MODEL_NAME: "bert-sentiment"
MODEL_NAMESPACE: "ml-models"
---
apiVersion: apps/v1
kind: Deployment
metadata:
name: model-inference
spec:
template:
spec:
initContainers:
- name: model-loader
image: ghcr.io/kitops-ml/kit:latest
command:
- sh
- -c
- |
MODEL_REF="${TCR_REGISTRY}/${MODEL_NAMESPACE}/${MODEL_NAME}:${MODEL_VERSION}"

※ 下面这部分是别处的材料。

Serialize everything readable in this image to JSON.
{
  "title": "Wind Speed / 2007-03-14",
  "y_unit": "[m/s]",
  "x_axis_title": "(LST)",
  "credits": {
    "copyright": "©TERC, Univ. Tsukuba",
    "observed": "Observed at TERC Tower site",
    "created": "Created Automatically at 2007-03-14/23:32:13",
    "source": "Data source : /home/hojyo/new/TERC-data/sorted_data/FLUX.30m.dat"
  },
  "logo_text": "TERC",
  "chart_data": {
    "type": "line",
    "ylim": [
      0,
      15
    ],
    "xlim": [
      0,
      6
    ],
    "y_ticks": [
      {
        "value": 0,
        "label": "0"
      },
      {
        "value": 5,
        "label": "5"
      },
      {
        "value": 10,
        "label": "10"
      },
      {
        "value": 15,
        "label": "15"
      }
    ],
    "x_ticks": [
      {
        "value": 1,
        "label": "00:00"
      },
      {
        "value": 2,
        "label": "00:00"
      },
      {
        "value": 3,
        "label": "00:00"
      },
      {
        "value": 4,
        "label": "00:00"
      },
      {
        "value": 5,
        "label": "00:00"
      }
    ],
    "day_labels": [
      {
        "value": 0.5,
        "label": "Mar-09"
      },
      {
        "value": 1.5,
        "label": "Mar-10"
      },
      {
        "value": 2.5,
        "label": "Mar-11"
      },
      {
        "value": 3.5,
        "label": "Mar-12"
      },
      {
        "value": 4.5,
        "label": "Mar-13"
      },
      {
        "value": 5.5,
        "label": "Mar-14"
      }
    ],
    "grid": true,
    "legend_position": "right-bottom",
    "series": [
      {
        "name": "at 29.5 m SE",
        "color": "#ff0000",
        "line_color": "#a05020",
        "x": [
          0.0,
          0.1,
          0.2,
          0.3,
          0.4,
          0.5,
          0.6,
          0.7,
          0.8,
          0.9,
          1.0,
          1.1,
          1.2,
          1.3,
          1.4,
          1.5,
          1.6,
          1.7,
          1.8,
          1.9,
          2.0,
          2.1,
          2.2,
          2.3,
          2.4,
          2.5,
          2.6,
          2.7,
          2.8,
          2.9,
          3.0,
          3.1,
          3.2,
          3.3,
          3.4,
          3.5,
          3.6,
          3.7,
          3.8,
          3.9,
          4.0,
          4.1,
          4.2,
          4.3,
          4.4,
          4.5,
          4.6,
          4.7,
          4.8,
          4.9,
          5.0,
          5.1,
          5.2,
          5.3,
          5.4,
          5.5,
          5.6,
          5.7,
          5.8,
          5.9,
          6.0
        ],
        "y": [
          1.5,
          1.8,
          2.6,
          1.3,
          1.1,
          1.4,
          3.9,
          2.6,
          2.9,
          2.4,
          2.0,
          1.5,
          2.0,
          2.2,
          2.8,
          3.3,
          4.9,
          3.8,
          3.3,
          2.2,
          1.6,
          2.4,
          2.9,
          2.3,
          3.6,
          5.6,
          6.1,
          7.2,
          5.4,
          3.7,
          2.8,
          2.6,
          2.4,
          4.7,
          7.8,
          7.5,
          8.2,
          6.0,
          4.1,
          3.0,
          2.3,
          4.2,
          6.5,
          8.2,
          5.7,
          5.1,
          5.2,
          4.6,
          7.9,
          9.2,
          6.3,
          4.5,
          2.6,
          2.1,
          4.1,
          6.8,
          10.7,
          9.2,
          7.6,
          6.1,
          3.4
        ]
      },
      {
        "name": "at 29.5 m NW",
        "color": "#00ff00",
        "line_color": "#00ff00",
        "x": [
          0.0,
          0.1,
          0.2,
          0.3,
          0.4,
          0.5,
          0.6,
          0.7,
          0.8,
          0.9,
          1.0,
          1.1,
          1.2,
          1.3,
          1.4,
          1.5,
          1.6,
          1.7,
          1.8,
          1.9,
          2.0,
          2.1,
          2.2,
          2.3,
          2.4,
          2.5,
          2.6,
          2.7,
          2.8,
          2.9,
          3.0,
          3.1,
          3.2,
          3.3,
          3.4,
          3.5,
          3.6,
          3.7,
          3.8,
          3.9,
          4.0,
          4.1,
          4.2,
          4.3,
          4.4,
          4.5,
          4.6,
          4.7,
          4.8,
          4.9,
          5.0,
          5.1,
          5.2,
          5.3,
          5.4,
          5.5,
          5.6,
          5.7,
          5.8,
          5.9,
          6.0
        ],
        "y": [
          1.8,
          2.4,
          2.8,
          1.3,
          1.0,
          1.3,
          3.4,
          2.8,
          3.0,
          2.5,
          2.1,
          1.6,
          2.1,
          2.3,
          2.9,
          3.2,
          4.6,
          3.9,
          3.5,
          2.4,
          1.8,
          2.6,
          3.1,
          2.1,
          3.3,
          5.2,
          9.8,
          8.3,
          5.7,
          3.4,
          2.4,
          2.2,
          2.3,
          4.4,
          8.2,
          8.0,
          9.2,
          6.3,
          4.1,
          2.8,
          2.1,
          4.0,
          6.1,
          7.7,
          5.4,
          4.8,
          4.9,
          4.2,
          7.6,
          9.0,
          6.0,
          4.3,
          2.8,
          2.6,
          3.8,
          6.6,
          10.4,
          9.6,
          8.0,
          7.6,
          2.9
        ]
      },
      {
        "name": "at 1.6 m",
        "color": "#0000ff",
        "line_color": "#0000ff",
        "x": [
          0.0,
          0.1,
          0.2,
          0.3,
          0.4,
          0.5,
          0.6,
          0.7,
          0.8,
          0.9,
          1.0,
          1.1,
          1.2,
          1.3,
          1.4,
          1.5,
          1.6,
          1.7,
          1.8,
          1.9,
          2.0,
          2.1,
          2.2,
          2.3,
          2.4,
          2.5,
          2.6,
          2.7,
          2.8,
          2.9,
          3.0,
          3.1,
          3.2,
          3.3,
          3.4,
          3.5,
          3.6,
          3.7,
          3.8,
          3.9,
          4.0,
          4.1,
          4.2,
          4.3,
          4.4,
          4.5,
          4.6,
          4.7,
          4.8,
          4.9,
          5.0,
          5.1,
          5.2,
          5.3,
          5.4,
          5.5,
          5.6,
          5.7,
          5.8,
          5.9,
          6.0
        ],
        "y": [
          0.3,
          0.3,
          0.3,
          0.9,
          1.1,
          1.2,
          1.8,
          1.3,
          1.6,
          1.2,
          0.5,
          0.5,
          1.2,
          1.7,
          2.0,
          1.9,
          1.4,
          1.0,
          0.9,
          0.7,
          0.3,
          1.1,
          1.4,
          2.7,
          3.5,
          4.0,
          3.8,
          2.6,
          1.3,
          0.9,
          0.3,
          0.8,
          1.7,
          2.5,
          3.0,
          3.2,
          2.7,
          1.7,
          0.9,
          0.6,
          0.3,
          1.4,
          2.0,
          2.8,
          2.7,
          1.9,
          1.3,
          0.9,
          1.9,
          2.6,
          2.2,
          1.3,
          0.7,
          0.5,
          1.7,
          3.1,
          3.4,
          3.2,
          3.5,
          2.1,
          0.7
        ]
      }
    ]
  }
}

echo "Loading model: $MODEL_REF"
kit login $TCR_REGISTRY -u $TCR_USERNAME -p $TCR_PASSWORD
kit unpack $MODEL_REF --filter=model -d /models -o
echo "Model loaded successfully"
envFrom:
- configMapRef:
name: model-config
env:
- name: TCR_REGISTRY
value: "ml-registry-xxxx.tencentcloudcr.com"
# ... 凭证配置
选择性加载组件¶
initContainers:
- name: model-loader
image: ghcr.io/kitops-ml/kit:latest
command:
- sh
- -c
- |
# 仅加载模型
kit unpack $MODEL_REF --filter=model -d /models -o
# 加载模型和配置
# kit unpack $MODEL_REF --filter=model --filter=docs -d /models -o
# 加载模型和特定数据集
# kit unpack $MODEL_REF --filter=model --filter=datasets:validation -d /models -o
🔄 方式二:Sidecar 部署(支持热更新)¶
Sidecar 模式允许在运行时更新模型,无需重启主容器。
基本配置¶
apiVersion: apps/v1
kind: Deployment
metadata:
name: model-inference-with-sidecar
spec:
template:
spec:
containers:
# 主推理容器
- name: inference-server
image: your-inference-image:latest
ports:
- containerPort: 8080
volumeMounts:
- name: model-volume
mountPath: /app/models
readOnly: true
# 监听文件变化并重新加载模型
lifecycle:
postStart:
exec:
command:
- /bin/sh
- -c
- |
# 等待模型加载完成
while [ ! -f /app/models/.ready ]; do sleep 1; done
# Sidecar 容器:模型更新器
- name: model-updater
image: ghcr.io/kitops-ml/kit:latest
command:
- sh
- -c
- |
# 初始加载
kit login $TCR_REGISTRY -u $TCR_USERNAME -p $TCR_PASSWORD
kit unpack $MODEL_REF --filter=model -d /models -o
touch /models/.ready
# 定期检查更新
while true; do
sleep 300 # 每 5 分钟检查一次
# 检查是否有新版本
LOCAL_DIGEST=$(cat /models/.digest 2>/dev/null || echo "")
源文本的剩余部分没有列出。